8. The PGA will not have any resources. The funds needed to pay the conferences and the information tools will have to be raised in a decentralised way. All the funds raised for the conference will be administered by the Convenors' Committee. The publications will have to be self-financed. The bulletin will be distributed by a network of organisations which will also be responsible for collecting subscription fees. Any surplus produced by the subscriptions will be used to send the bulletin to organisations that cannot afford paying subscription.

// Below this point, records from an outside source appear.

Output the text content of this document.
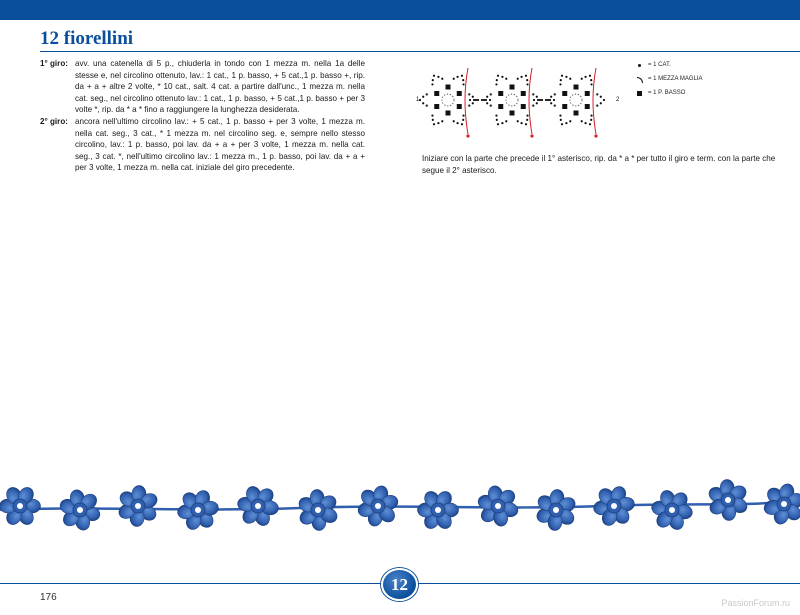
12 fiorellini
1° giro: avv. una catenella di 5 p., chiuderla in tondo con 1 mezza m. nella 1a delle stesse e, nel circolino ottenuto, lav.: 1 cat., 1 p. basso, + 5 cat.,1 p. basso +, rip. da + a + altre 2 volte, * 10 cat., salt. 4 cat. a partire dall'unc., 1 mezza m. nella cat. seg., nel circolino ottenuto lav.: 1 cat., 1 p. basso, + 5 cat.,1 p. basso + per 3 volte *, rip. da * a * fino a raggiungere la lunghezza desiderata.
2° giro: ancora nell'ultimo circolino lav.: + 5 cat., 1 p. basso + per 3 volte, 1 mezza m. nella cat. seg., 3 cat., * 1 mezza m. nel circolino seg. e, sempre nello stesso circolino, lav.: 1 p. basso, poi lav. da + a + per 3 volte, 1 mezza m. nella cat. seg., 3 cat. *, nell'ultimo circolino lav.: 1 mezza m., 1 p. basso, poi lav. da + a + per 3 volte, 1 mezza m. nella cat. iniziale del giro precedente.
1	2
= 1 CAT.
= 1 MEZZA MAGLIA
= 1 P. BASSO
Iniziare con la parte che precede il 1° asterisco, rip. da * a * per tutto il giro e term. con la parte che segue il 2° asterisco.
12
176	PassionForum.ru
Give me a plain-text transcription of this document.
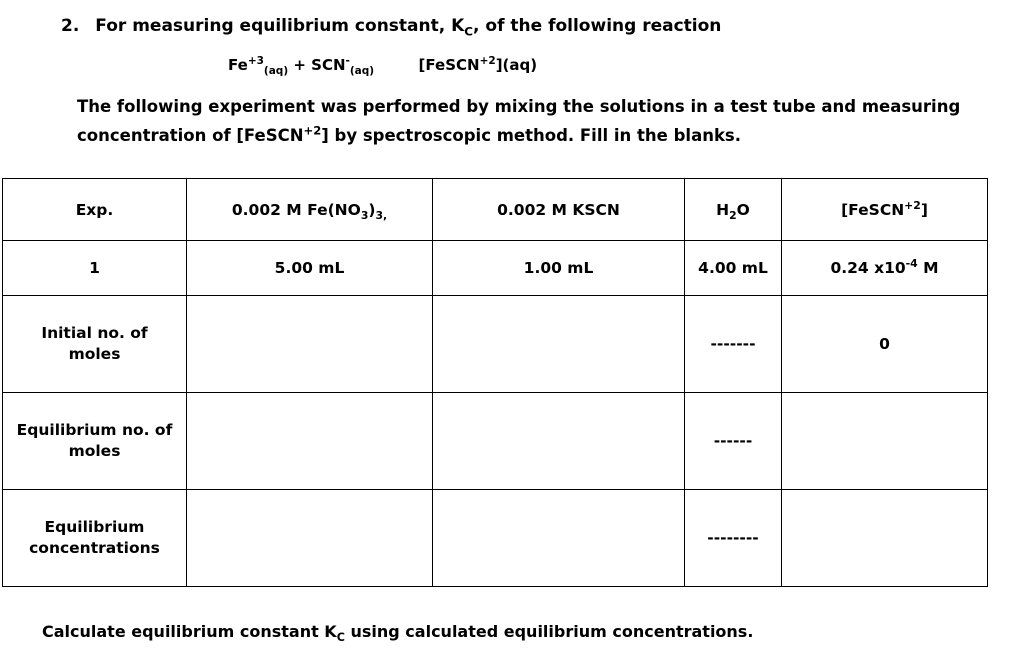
2. For measuring equilibrium constant, $K_C$, of the following reaction
$Fe^{+3}_{(aq)} + SCN^-_{(aq)}$	[FeSCN$^{+2}$](aq)
The following experiment was performed by mixing the solutions in a test tube and measuring
concentration of [FeSCN$^{+2}$] by spectroscopic method. Fill in the blanks.
Exp.	0.002 M $Fe(NO_3)_{3,}$	0.002 M KSCN	$H_2O$	[FeSCN$^{+2}$]
1	5.00 mL	1.00 mL	4.00 mL	0.24 $x10^{-4}$ M

Initial no. of
moles			-------	0

Equilibrium no. of
moles			------	

Equilibrium
concentrations			--------	
Calculate equilibrium constant $K_C$ using calculated equilibrium concentrations.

9. The PGA has a rotative secretariat, which changes every year. Each Convenors' Committee will decide where the secretariats will be during their two-years term.
10. The conferences of the PGA will not include the discussion of these organisational principles in the programme. If there is a concrete request, a discussion group on organisational questions will be formed. This discussion group will meet parallel to the programme of the conference, to elaborate concrete modification proposals which shall be voted upon in the plenary.
11. The PGA hopes that it will inspire the creation of different platforms (both regional and issue-based) against "free" trade and the different institutions that promote it. There will not be, however, a relationship of pertenence between these platforms and the PGA. The platforms will hence be completely autonomous.